Kwang jo menuangkan botol sojunya yang kini sudah mulai kosong. Di lambaikannya tangannya pada seorang pemuda yang tak lain adalah penjaga restaurant di mana kwang jo berada sejak berapa jam yang lalu.Mengetahui maksud dari hal yang sama lagi, tanpa kwang jo jelaskan, laki-laki berjalan sambil membawa satu botol berwarna hijau berukuran sedang menuju tempat duduk kwang jo.
Kwang jo menuangkan lagi soju ke dalam gelasnya. Ia menenggak habis , dan sesekali sesenggukan. Kepalanya mulai terasa berat. Batas toleransi mabuknya kini telah melebihi tahap biasanya. Jika biasanya ia akan datang ke sini bersama teman-teman kerjanya, tapi tidak untuk malam ini.
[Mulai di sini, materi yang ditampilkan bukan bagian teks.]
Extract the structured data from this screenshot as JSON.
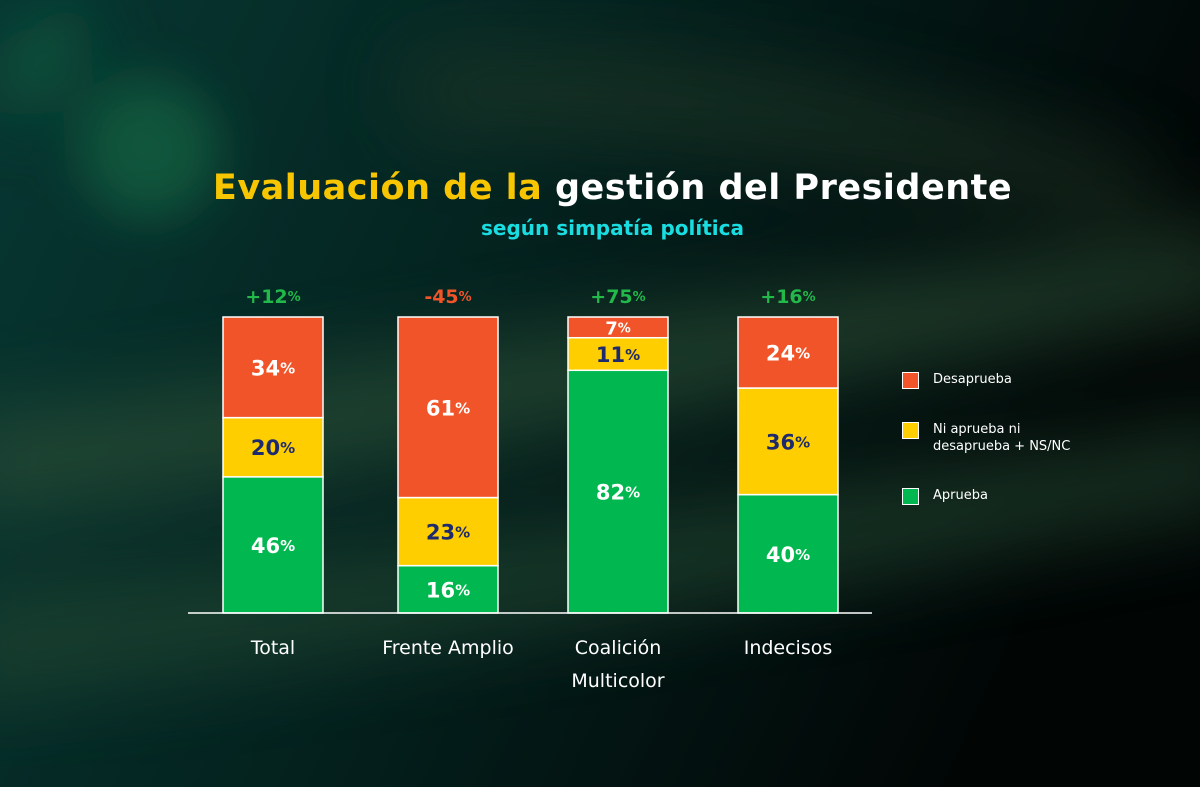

Sesuatu telah membuatnya memutuskan untuk datang sendirian.
Masih setengah sadar, kwang jo mengambil ponselnya. Menekan-nekan sesuatu mencari sebuah nama di kontak telponnya. Sebuah nama yang kerap dihubunginya, dua bulan yang lalu.
Kwang jo merasa kepalanya berputar. Tapi sebuah foto pada kontak itu dirasakannya tiba-tiba tersenyum padanya. Kwang jo berhalusinasi.
Kwang jo membuka lagi album foto di tabletnya. Membuka satu persatu foto yang telah urut per tanggalnya. Ada ratusan foto di dalamnya. Foto dirinya dan orang yang sama. Orang yang tak pernah berubah sampai dua bulan yang lalu. Sekalipun waktu, keadaan telah jelas berubah.
“uri oppa jaljinasaeyo ?” sebuah suara khas terngiang-ngiang di kepalanya. Kwang jo merasa suara itu begitu jelas di telinganya. Ia sangat hapal suara itu. Tapi begitu diedarkannya pandangannya ke sekelilingnya, tak didapatinya pemilik suara itu. Lagi-lagi kwang jo berhalusinasi.
Berapa banyak kenangan yang telah dilaluinya. Kwang jo masih ingat tempat-tempat mana yang sering dikunjunginya, tapi diantara sekian tempat tersebut..hanya ada satu tempat yang bahkan tidak ingin lagi dikunjungi kwang jo. Tempat yang telah memberinya banyak kenangan, sekaligus pengharapan. Bahkan hingga saat ini, saat kwang jo tau bahwa pengharapan tersebut hanya harapan yang nyaris mustahil sekali untuk terjadi.
“uri...kkeutmanhaja...”
Sebuah suara kembali terngiang-ngiang di kepalanya. Deretan teddy bear, sebuah menara,pemandangan indah kota seoul dari balik bukit, bus yang ditumpangi dan membawa mereka ke sebuah jalan yang menanjak..dan sepasang gembok !. Betapa bencinya kwang jo mengingat hal itu.
Tak terasa sebuah suara memecah kesunyian tempat yang telah mulai sepi ditinggali pengunjungnya. Hanya ada kwang jo, dan beberapa pelayan restaurant. Suara itu tak lain berasal dari kwang jo berasal.
Beberapa botol soju dan satu buah gelas kosong baru saja terjatuh, berserakan di lantai, membuat suara gaduh muncul. Dua orang pemuda berjalan tergesa-gesa menuju tempat tersebut. Kwang jo ambruk di tempatnya, dia baru saja berhalusinasi melemparkan dua pasang gembok ke udara. Tapi nyatanya, dia baru saja melemparkan botol-botol kosong ke lantai. Dan selanjutnya_dia nyaris tak sadarkan diri lagi.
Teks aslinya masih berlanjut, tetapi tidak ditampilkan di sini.